When investigating a bit in detail we found that always when the readiness probe is failing we are seeing "No ref for container" failure.

Jul 06 15:26:34 node.example.com atomic-openshift-node[8313]: W0706 15:26:34.200801    8313 prober.go:103] No ref for container "docker://a572168853266b01558abd857eecfd4f25aebd810d1bb34c18d663f20340185d" (router-16-zm4wv_default(47a37213-bc4f-11ea-90da-fa163ed1f711):router)
Jul 06 15:26:34 node.example.com atomic-openshift-node[8313]: I0706 15:26:34.200842    8313 prober.go:111] Readiness probe for "router-16-zm4wv_default(47a37213-bc4f-11ea-90da-fa163ed1f711):router" failed (failure): Get http://localhost:1936/healthz/ready: net/http: request canceled (Client.Timeout exceeded while awaiting headers)

Jul 10 11:46:56 node-foo.example.com atomic-openshift-node[97315]: W0710 11:46:56.349034   97315 prober.go:103] No ref for container "docker://6270fcef05054557af91ed786e2de65bd0845eb372b99e4976c89487c371bd59" (router-37-shpnl_default(2f347f86-c0ab-11ea-a8c5-005056a97e00):router)
Jul 10 11:46:56 node-foo.example.com atomic-openshift-node[97315]: I0710 11:46:56.349075   97315 prober.go:111] Readiness probe for "router-37-shpnl_default(2f347f86-c0ab-11ea-a8c5-005056a97e00):router" failed (failure): Get http://localhost:1936/healthz/ready: net/http: request canceled (Client.Timeout exceeded while awaiting headers)
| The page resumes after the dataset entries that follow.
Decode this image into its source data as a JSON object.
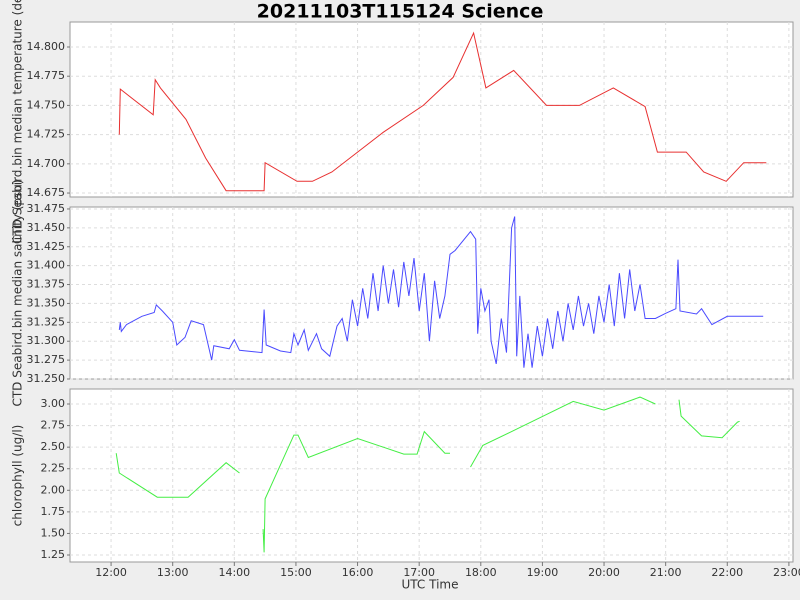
{
  "chart_data": [
    {
      "type": "line",
      "title": "20211103T115124 Science",
      "ylabel": "CTD Seabird.bin median temperature (degC)",
      "color": "#e83030",
      "xlim": [
        "11:20",
        "23:04"
      ],
      "ylim": [
        14.6716,
        14.8214
      ],
      "yticks": [
        14.675,
        {
          "value": 14.7,
          "label": "14.700"
        },
        14.725,
        {
          "value": 14.75,
          "label": "14.750"
        },
        14.775,
        {
          "value": 14.8,
          "label": "14.800"
        }
      ],
      "grid": true,
      "x": [
        "12:08",
        "12:09",
        "12:41",
        "12:43",
        "12:48",
        "13:13",
        "13:32",
        "13:52",
        "14:29",
        "14:30",
        "15:01",
        "15:16",
        "15:35",
        "16:25",
        "17:04",
        "17:33",
        "17:53",
        "18:05",
        "18:32",
        "19:04",
        "19:36",
        "20:09",
        "20:40",
        "20:52",
        "21:20",
        "21:37",
        "21:59",
        "22:16",
        "22:38"
      ],
      "values": [
        14.725,
        14.764,
        14.742,
        14.772,
        14.765,
        14.738,
        14.705,
        14.677,
        14.677,
        14.701,
        14.685,
        14.685,
        14.693,
        14.727,
        14.75,
        14.774,
        14.812,
        14.765,
        14.78,
        14.75,
        14.75,
        14.765,
        14.749,
        14.71,
        14.71,
        14.693,
        14.685,
        14.701,
        14.701
      ]
    },
    {
      "type": "line",
      "ylabel": "CTD Seabird.bin median salinity (psu)",
      "color": "#4a4aff",
      "xlim": [
        "11:20",
        "23:04"
      ],
      "ylim": [
        31.25,
        31.4776
      ],
      "yticks": [
        {
          "value": 31.25,
          "label": "31.250"
        },
        31.275,
        {
          "value": 31.3,
          "label": "31.300"
        },
        31.325,
        {
          "value": 31.35,
          "label": "31.350"
        },
        31.375,
        {
          "value": 31.4,
          "label": "31.400"
        },
        31.425,
        {
          "value": 31.45,
          "label": "31.450"
        },
        31.475
      ],
      "grid": true,
      "x": [
        "12:08",
        "12:09",
        "12:10",
        "12:15",
        "12:30",
        "12:42",
        "12:44",
        "12:50",
        "13:00",
        "13:04",
        "13:12",
        "13:18",
        "13:30",
        "13:38",
        "13:40",
        "13:55",
        "14:00",
        "14:05",
        "14:27",
        "14:29",
        "14:31",
        "14:45",
        "14:55",
        "14:58",
        "15:02",
        "15:08",
        "15:12",
        "15:20",
        "15:25",
        "15:33",
        "15:40",
        "15:45",
        "15:50",
        "15:55",
        "16:00",
        "16:05",
        "16:10",
        "16:15",
        "16:20",
        "16:25",
        "16:30",
        "16:35",
        "16:40",
        "16:45",
        "16:50",
        "16:55",
        "17:00",
        "17:05",
        "17:10",
        "17:15",
        "17:20",
        "17:25",
        "17:30",
        "17:35",
        "17:50",
        "17:55",
        "17:57",
        "18:00",
        "18:04",
        "18:08",
        "18:10",
        "18:15",
        "18:20",
        "18:25",
        "18:30",
        "18:33",
        "18:35",
        "18:38",
        "18:42",
        "18:46",
        "18:50",
        "18:55",
        "19:00",
        "19:05",
        "19:10",
        "19:15",
        "19:20",
        "19:25",
        "19:30",
        "19:35",
        "19:40",
        "19:45",
        "19:50",
        "19:55",
        "20:00",
        "20:05",
        "20:10",
        "20:15",
        "20:20",
        "20:25",
        "20:30",
        "20:35",
        "20:40",
        "20:50",
        "21:00",
        "21:10",
        "21:12",
        "21:14",
        "21:30",
        "21:35",
        "21:45",
        "22:00",
        "22:35"
      ],
      "values": [
        31.315,
        31.325,
        31.313,
        31.322,
        31.333,
        31.338,
        31.348,
        31.34,
        31.325,
        31.295,
        31.305,
        31.327,
        31.322,
        31.275,
        31.294,
        31.29,
        31.302,
        31.288,
        31.285,
        31.342,
        31.295,
        31.287,
        31.285,
        31.31,
        31.295,
        31.315,
        31.288,
        31.31,
        31.29,
        31.28,
        31.32,
        31.33,
        31.3,
        31.355,
        31.32,
        31.37,
        31.33,
        31.39,
        31.34,
        31.4,
        31.35,
        31.395,
        31.345,
        31.405,
        31.36,
        31.41,
        31.34,
        31.39,
        31.3,
        31.38,
        31.33,
        31.36,
        31.415,
        31.42,
        31.445,
        31.435,
        31.31,
        31.37,
        31.34,
        31.355,
        31.3,
        31.27,
        31.33,
        31.285,
        31.45,
        31.465,
        31.28,
        31.36,
        31.265,
        31.31,
        31.265,
        31.32,
        31.28,
        31.33,
        31.29,
        31.34,
        31.3,
        31.35,
        31.315,
        31.36,
        31.32,
        31.35,
        31.31,
        31.36,
        31.325,
        31.375,
        31.32,
        31.39,
        31.33,
        31.395,
        31.34,
        31.375,
        31.33,
        31.33,
        31.337,
        31.343,
        31.408,
        31.34,
        31.336,
        31.343,
        31.322,
        31.333,
        31.333
      ]
    },
    {
      "type": "line",
      "ylabel": "chlorophyll (ug/l)",
      "xlabel": "UTC Time",
      "color": "#44ee44",
      "xlim": [
        "11:20",
        "23:04"
      ],
      "ylim": [
        1.169,
        3.174
      ],
      "yticks": [
        1.25,
        {
          "value": 1.5,
          "label": "1.50"
        },
        1.75,
        {
          "value": 2,
          "label": "2.00"
        },
        2.25,
        {
          "value": 2.5,
          "label": "2.50"
        },
        2.75,
        {
          "value": 3,
          "label": "3.00"
        }
      ],
      "xticks": [
        "12:00",
        "13:00",
        "14:00",
        "15:00",
        "16:00",
        "17:00",
        "18:00",
        "19:00",
        "20:00",
        "21:00",
        "22:00",
        "23:00"
      ],
      "grid": true,
      "x": [
        "12:05",
        "12:08",
        "12:45",
        "13:15",
        "13:52",
        "14:05",
        null,
        "14:28",
        "14:29",
        "14:30",
        "14:58",
        "15:02",
        "15:12",
        "16:00",
        "16:45",
        "16:58",
        "17:05",
        "17:25",
        "17:30",
        null,
        "17:50",
        "18:02",
        "18:30",
        "19:30",
        "20:00",
        "20:35",
        "20:50",
        null,
        "21:13",
        "21:15",
        "21:35",
        "21:55",
        "22:10",
        "22:12"
      ],
      "values": [
        2.43,
        2.2,
        1.92,
        1.92,
        2.32,
        2.2,
        null,
        1.55,
        1.28,
        1.9,
        2.64,
        2.64,
        2.38,
        2.6,
        2.42,
        2.42,
        2.68,
        2.43,
        2.43,
        null,
        2.27,
        2.52,
        2.68,
        3.03,
        2.93,
        3.08,
        3,
        null,
        3.05,
        2.86,
        2.63,
        2.61,
        2.79,
        2.8
      ]
    }
  ]
}
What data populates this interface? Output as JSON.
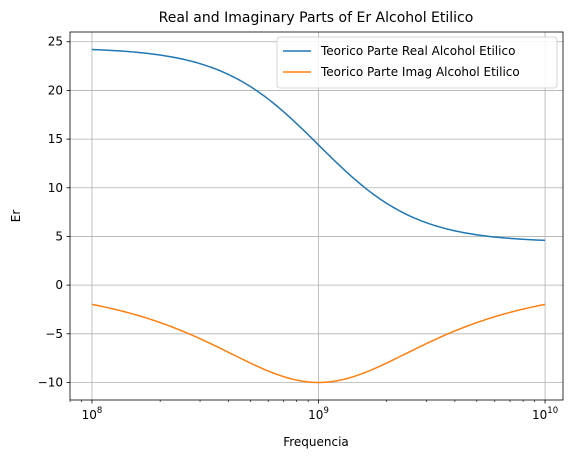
{
  "chart_data": {
    "type": "line",
    "title": "Real and Imaginary Parts of Er Alcohol Etilico",
    "xlabel": "Frequencia",
    "ylabel": "Er",
    "xscale": "log",
    "xlim": [
      80000000,
      12000000000
    ],
    "ylim": [
      -11.8,
      26
    ],
    "grid": true,
    "legend_position": "top-right",
    "x_ticks": [
      100000000,
      1000000000,
      10000000000
    ],
    "x_tick_labels": [
      {
        "base": "10",
        "exp": "8"
      },
      {
        "base": "10",
        "exp": "9"
      },
      {
        "base": "10",
        "exp": "10"
      }
    ],
    "y_ticks": [
      -10,
      -5,
      0,
      5,
      10,
      15,
      20,
      25
    ],
    "y_tick_labels": [
      "−10",
      "−5",
      "0",
      "5",
      "10",
      "15",
      "20",
      "25"
    ],
    "model": {
      "eps_static": 24.4,
      "eps_inf": 4.4,
      "relaxation_frequency": 1000000000
    },
    "series": [
      {
        "name": "Teorico Parte Real Alcohol Etilico",
        "color": "#1f77b4",
        "part": "real"
      },
      {
        "name": "Teorico Parte Imag Alcohol Etilico",
        "color": "#ff7f0e",
        "part": "imag"
      }
    ]
  }
}
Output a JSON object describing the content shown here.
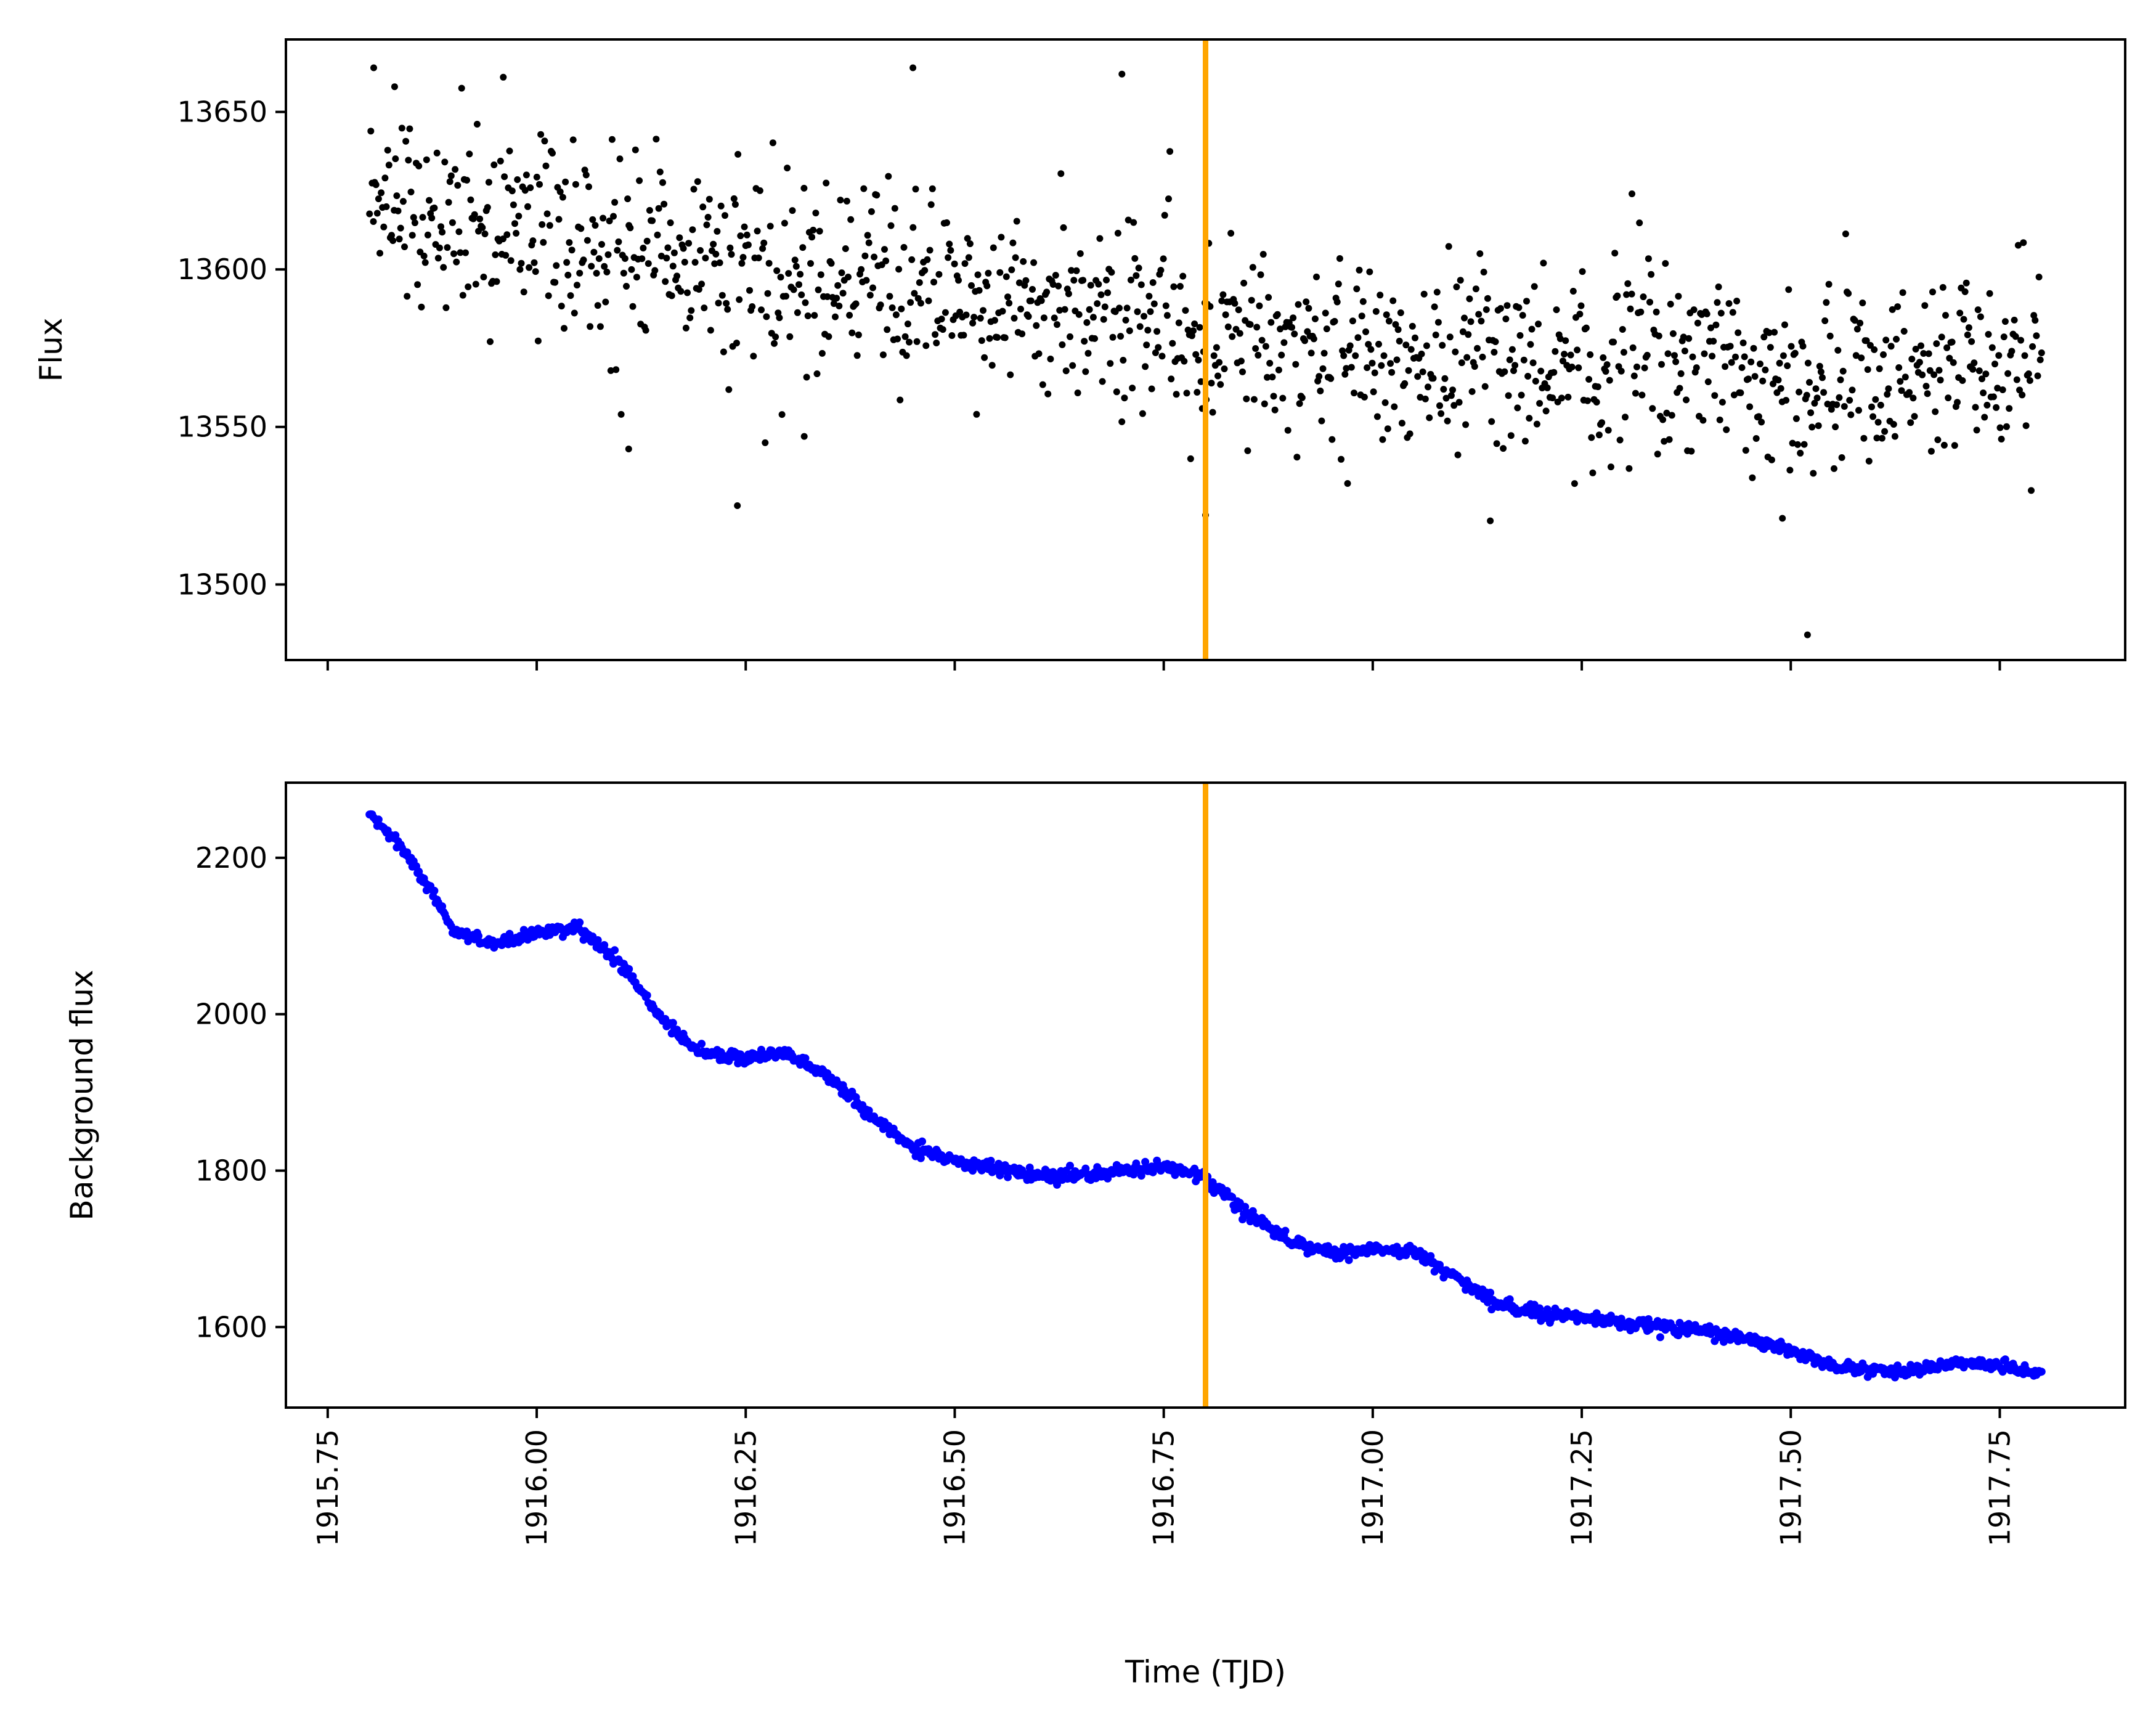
{
  "chart_data": [
    {
      "type": "scatter",
      "ylabel": "Flux",
      "xlabel": "",
      "xlim": [
        1915.7,
        1917.9
      ],
      "ylim": [
        13476,
        13673
      ],
      "yticks": [
        "13500",
        "13550",
        "13600",
        "13650"
      ],
      "xticks": [
        "1915.75",
        "1916.00",
        "1916.25",
        "1916.50",
        "1916.75",
        "1917.00",
        "1917.25",
        "1917.50",
        "1917.75"
      ],
      "show_x_tick_labels": false,
      "marker_color": "#000000",
      "event_line": {
        "x": 1916.8,
        "color": "#FFA500"
      },
      "trend": {
        "x": [
          1915.8,
          1915.9,
          1916.0,
          1916.1,
          1916.2,
          1916.3,
          1916.4,
          1916.5,
          1916.6,
          1916.7,
          1916.79,
          1916.81,
          1916.9,
          1917.0,
          1917.1,
          1917.2,
          1917.3,
          1917.4,
          1917.5,
          1917.6,
          1917.7,
          1917.8
        ],
        "y": [
          13625,
          13617,
          13611,
          13606,
          13602,
          13598,
          13595,
          13592,
          13590,
          13589,
          13588,
          13582,
          13576,
          13573,
          13571,
          13570,
          13572,
          13570,
          13563,
          13565,
          13567,
          13570
        ]
      },
      "scatter_sigma": 15,
      "n_points": 1290,
      "dip": {
        "x": 1916.79,
        "depth": 18,
        "width": 0.015
      },
      "outliers": [
        {
          "x": 1915.805,
          "y": 13664
        },
        {
          "x": 1915.83,
          "y": 13658
        },
        {
          "x": 1915.96,
          "y": 13661
        },
        {
          "x": 1916.45,
          "y": 13664
        },
        {
          "x": 1916.7,
          "y": 13662
        },
        {
          "x": 1916.24,
          "y": 13525
        },
        {
          "x": 1917.52,
          "y": 13484
        },
        {
          "x": 1917.49,
          "y": 13521
        },
        {
          "x": 1916.8,
          "y": 13522
        },
        {
          "x": 1916.11,
          "y": 13543
        },
        {
          "x": 1916.32,
          "y": 13547
        },
        {
          "x": 1917.31,
          "y": 13624
        }
      ]
    },
    {
      "type": "scatter",
      "ylabel": "Background flux",
      "xlabel": "Time (TJD)",
      "xlim": [
        1915.7,
        1917.9
      ],
      "ylim": [
        1497,
        2296
      ],
      "yticks": [
        "1600",
        "1800",
        "2000",
        "2200"
      ],
      "xticks": [
        "1915.75",
        "1916.00",
        "1916.25",
        "1916.50",
        "1916.75",
        "1917.00",
        "1917.25",
        "1917.50",
        "1917.75"
      ],
      "show_x_tick_labels": true,
      "marker_color": "#0000FF",
      "event_line": {
        "x": 1916.8,
        "color": "#FFA500"
      },
      "trend": {
        "x": [
          1915.8,
          1915.84,
          1915.88,
          1915.9,
          1915.95,
          1916.0,
          1916.05,
          1916.1,
          1916.15,
          1916.18,
          1916.2,
          1916.25,
          1916.3,
          1916.35,
          1916.4,
          1916.45,
          1916.5,
          1916.55,
          1916.6,
          1916.65,
          1916.7,
          1916.75,
          1916.8,
          1916.85,
          1916.9,
          1916.95,
          1917.0,
          1917.05,
          1917.1,
          1917.15,
          1917.2,
          1917.25,
          1917.3,
          1917.35,
          1917.4,
          1917.45,
          1917.5,
          1917.55,
          1917.6,
          1917.65,
          1917.7,
          1917.75,
          1917.8
        ],
        "y": [
          2258,
          2210,
          2145,
          2105,
          2090,
          2105,
          2110,
          2065,
          1995,
          1965,
          1948,
          1945,
          1950,
          1920,
          1870,
          1830,
          1813,
          1803,
          1793,
          1795,
          1800,
          1805,
          1790,
          1745,
          1710,
          1695,
          1700,
          1695,
          1665,
          1630,
          1615,
          1615,
          1605,
          1600,
          1595,
          1585,
          1570,
          1550,
          1545,
          1545,
          1555,
          1550,
          1540
        ]
      },
      "scatter_sigma": 4,
      "n_points": 1290
    }
  ]
}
Version-Release number of selected component (if applicable):

 - OpenShift Container Platform 3.11

How reproducible:

 - N/A

Steps to Reproduce:
1. N/A


Actual results:

Router readiness probes are failing with Jul 10 11:46:56 node-foo.example.com atomic-openshift-node[97315]: W0710 11:46:56.349034   97315 prober.go:103] No ref for container "docker://6270fcef05054557af91ed786e2de65bd0845eb372b99e4976c89487c371bd59" (router-37-shpnl_default(2f347f86-c0ab-11ea-a8c5-005056a97e00):router) while same readiness probe afterwards is successful.

Expected results:

All readiness probes to work as long as the application is considered health and ready

Additional info:

Comment 13 errata-xmlrpc 2020-07-27 13:49:10 UTC
Since the problem described in this bug report should be
resolved in a recent advisory, it has been closed with a
resolution of ERRATA.

For information on the advisory, and where to find the updated
files, follow the link below.

If the solution does not work for you, open a new bug report.

https://access.redhat.com/errata/RHBA-2020:2990

Comment 16 Seth Jennings 2020-08-10 16:06:04 UTC
Ryan is on leave

Comment 17 Seth Jennings 2020-08-10 21:25:18 UTC
QE note: please test on v3.11.249-1 or later.

Comment 20 Seth Jennings 2020-08-12 15:28:16 UTC
After re-reviewing this bug, I think the fix eliminates the "No ref for container" but not the actual failure of the liveness probe, which is the reported bug.

Comment 21 Seth Jennings 2020-08-12 16:20:39 UTC
In the sos from comment 19

$ grep "Readiness probe for" journalctl_--no-pager_--unit_atomic-openshift-node  | grep router | grep failed | wc -l
514

514 failures over about 70h of logs.  So about one failure every 8m on average but not periodic in nature.

Sending to Network Edge and reducing severity to match ticket since this doesn't cause an outage, just event noise.

Network Edge, if you don't want to address this please close with wontfix and don't bounce back.

Comment 22 Luke Meyer 2020-08-19 12:11:08 UTC
Please don't reopen ERRATA bugs. There is a reason for this message. Please make a clone.

(In reply to errata-xmlrpc from comment #13)
> Since the problem described in this bug report should be
> resolved in a recent advisory, it has been closed with a
> resolution of ERRATA.
> 
> If the solution does not work for you, open a new bug report.